Smaller and cheaper than any smartphone, but still capable of playing pint-sized video, the Fuze+ media player competes for the same one-size-fits-all sweet spot held by the firmly entrenched iPod Nano. While it neglects Apple’s last-generation upgrade to touch and can’t compete with Cupertino on industrial design, its larger screen, video playback capability and significantly lower price will win it plenty of fans from those who can overlook the dodgy control scheme.
Take the Fuze, blow up the screen, freshen the graphical user interface, swap the scroll wheel for touch buttons, and you have the Fuze+. SanDisk hasn’t gone revolutionary with the latest iteration of its video-savvy media player, but it hasn’t sent prices skyward, either, so we’ll happily take whatever upgrades trickle down to this shockingly reasonable price point ($79.99 for the 4GB model) without complaint.
While SanDisk can’t challenge the build quality or stunning look of Apple’s anodized aluminum iPad Nano at this price, its industrial designers have managed to coax a little more character out of plastic this year. SanDisk seems to have taken inspiration from smartphones with a seamless edge-to-edge look on the front, touch controls rather than hard, clicky ones, and even a slightly ovoid shape and curved back that remind us of the “riverstone” design language on Palm’s Pre. On the bottom, the front hooks forward into a subtle chin, just like on the HTC MyTouch 3G.
Opting for dedicated controls rather than a touch screen does leave the Fuze+ with a bigger footprint than the new multi-touch iPod Nano at 2 inches wide and 3.75 tall (you could place two Nanos on top with room to spare), but the plastic case is comparably thin at about a third of an inch deep, and extremely light.
SanDisk bundles the Fuze+ with a pair of cheap headphones and a microUSB cable for charging and data transfer – and that’s all you’ll need. A wall charger would make a nice addition so you don’t have to rely on a laptop USB port when travelling, but we wouldn’t expect one at this price point.

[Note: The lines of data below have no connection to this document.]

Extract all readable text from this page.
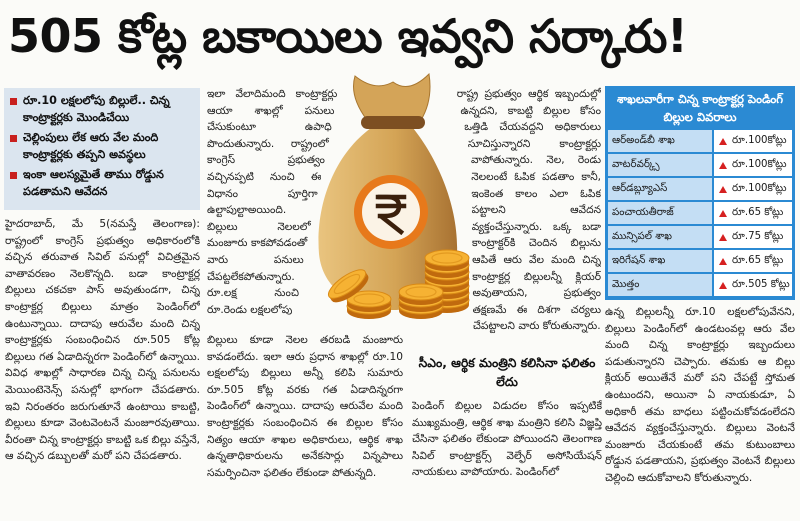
505 కోట్ల బకాయిలు ఇవ్వని సర్కారు!
రూ.10 లక్షలలోపు బిల్లులే.. చిన్న కాంట్రాక్టర్లకు మొండిచేయి
చెల్లింపులు లేక ఆరు వేల మంది కాంట్రాక్టర్లకు తప్పని అవస్థలు
ఇంకా ఆలస్యమైతే తాము రోడ్డున పడతామని ఆవేదన
హైదరాబాద్, మే 5(నమస్తే తెలంగాణ): రాష్ట్రంలో కాంగ్రెస్ ప్రభుత్వం అధికారంలోకి వచ్చిన తరువాత సివిల్ పనుల్లో విచిత్రమైన వాతావరణం నెలకొన్నది. బడా కాంట్రాక్టర్ల బిల్లులు చకచకా పాస్ అవుతుండగా, చిన్న కాంట్రాక్టర్ల బిల్లులు మాత్రం పెండింగ్‌లో ఉంటున్నాయి. దాదాపు ఆరువేల మంది చిన్న కాంట్రాక్టర్లకు సంబంధించిన రూ.505 కోట్ల బిల్లులు గత ఏడాదిన్నరగా పెండింగ్‌లో ఉన్నాయి. వివిధ శాఖల్లో సాధారణ చిన్న చిన్న పనులను మెయింటెనెన్స్ పనుల్లో భాగంగా చేపడతారు. ఇవి నిరంతరం జరుగుతూనే ఉంటాయి కాబట్టి, బిల్లులు కూడా వెంటవెంటనే మంజూరవుతాయి. వీరంతా చిన్న కాంట్రాక్టర్లు కాబట్టి ఒక బిల్లు వస్తేనే, ఆ వచ్చిన డబ్బులతో మరో పని చేపడతారు.
ఇలా వేలాదిమంది కాంట్రాక్టర్లు ఆయా శాఖల్లో పనులు చేసుకుంటూ ఉపాధి పొందుతున్నారు. రాష్ట్రంలో కాంగ్రెస్ ప్రభుత్వం వచ్చినప్పటి నుంచి ఈ విధానం పూర్తిగా ఉల్టాపుల్టాఅయింది. బిల్లులు నెలలలో మంజూరు కాకపోవడంతో వారు పనులు చేపట్టలేకపోతున్నారు. రూ.లక్ష నుంచి రూ.రెండు లక్షలలోపు
బిల్లులు కూడా నెలల తరబడి మంజూరు కావడంలేదు. ఇలా ఆరు ప్రధాన శాఖల్లో రూ.10 లక్షలలోపు బిల్లులు అన్నీ కలిపి సుమారు రూ.505 కోట్ల వరకు గత ఏడాదిన్నరగా పెండింగ్‌లో ఉన్నాయి. దాదాపు ఆరువేల మంది కాంట్రాక్టర్లకు సంబంధించిన ఈ బిల్లుల కోసం నిత్యం ఆయా శాఖల అధికారులు, ఆర్థిక శాఖ ఉన్నతాధికారులను అనేకసార్లు విన్నపాలు సమర్పించినా ఫలితం లేకుండా పోతున్నది.
రాష్ట్ర ప్రభుత్వం ఆర్థిక ఇబ్బందుల్లో ఉన్నదని, కాబట్టి బిల్లుల కోసం ఒత్తిడి చేయవద్దని అధికారులు సూచిస్తున్నారని కాంట్రాక్టర్లు వాపోతున్నారు. నెల, రెండు నెలలంటే ఓపిక పడతాం కానీ, ఇంకెంత కాలం ఎలా ఓపిక పట్టాలని ఆవేదన వ్యక్తంచేస్తున్నారు. ఒక్క బడా కాంట్రాక్టర్‌కి చెందిన బిల్లును ఆపితే ఆరు వేల మంది చిన్న కాంట్రాక్టర్ల బిల్లులన్నీ క్లియర్ అవుతాయని, ప్రభుత్వం తక్షణమే ఈ దిశగా చర్యలు చేపట్టాలని వారు కోరుతున్నారు.
సీఎం, ఆర్థిక మంత్రిని కలిసినా ఫలితం లేదు
పెండింగ్ బిల్లుల విడుదల కోసం ఇప్పటికే ముఖ్యమంత్రి, ఆర్థిక శాఖ మంత్రిని కలిసి విజ్ఞప్తి చేసినా ఫలితం లేకుండా పోయిందని తెలంగాణ సివిల్ కాంట్రాక్టర్స్ వెల్ఫేర్ అసోసియేషన్ నాయకులు వాపోయారు. పెండింగ్‌లో
శాఖలవారీగా చిన్న కాంట్రాక్టర్ల పెండింగ్ బిల్లుల వివరాలు
ఆర్‌అండ్‌బీ శాఖ	రూ.100కోట్లు
వాటర్‌వర్క్స్	రూ.100కోట్లు
ఆర్‌డబ్ల్యూఎస్	రూ.100కోట్లు
పంచాయతీరాజ్	రూ.65 కోట్లు
మున్సిపల్ శాఖ	రూ.75 కోట్లు
ఇరిగేషన్ శాఖ	రూ.65 కోట్లు
మొత్తం	రూ.505 కోట్లు
ఉన్న బిల్లులన్నీ రూ.10 లక్షలలోపువేనని, బిల్లులు పెండింగ్‌లో ఉండటంవల్ల ఆరు వేల మంది చిన్న కాంట్రాక్టర్లు ఇబ్బందులు పడుతున్నారని చెప్పారు. తమకు ఆ బిల్లు క్లియర్ అయితేనే మరో పని చేపట్టే స్తోమత ఉంటుందని, అయినా ఏ నాయకుడూ, ఏ అధికారీ తమ బాధలు పట్టించుకోవడంలేదని ఆవేదన వ్యక్తంచేస్తున్నారు. బిల్లులు వెంటనే మంజూరు చేయకుంటే తమ కుటుంబాలు రోడ్డున పడతాయని, ప్రభుత్వం వెంటనే బిల్లులు చెల్లించి ఆదుకోవాలని కోరుతున్నారు.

The iPod Nano may outshrink the Fuze+ in its latest generation, but video playback becomes a casualty of that perpetual quest for smaller. The screen on the Fuze+ measures 2.4 inches, versus just 1.54 inches on Apple’s iPod Nano, and sports 320 x 240 resolution to Apple’s 240 x 240. It’s almost overkill for navigation, but works great for 4:3 TV content – provided you keep viewing sessions short. We found the screen tolerable for short clips and TV shows, but movies tended to wear at our patience with its small size, so-so brightness, and reflectivity. Dark scenes in particular can be difficult to see in situations where the screen competes with overhead lighting. While it will technically work for movies on a long flight, we see it getting more use watching half-hour TV shows on bus and subway rides, or breaking up long movies into smaller viewing periods.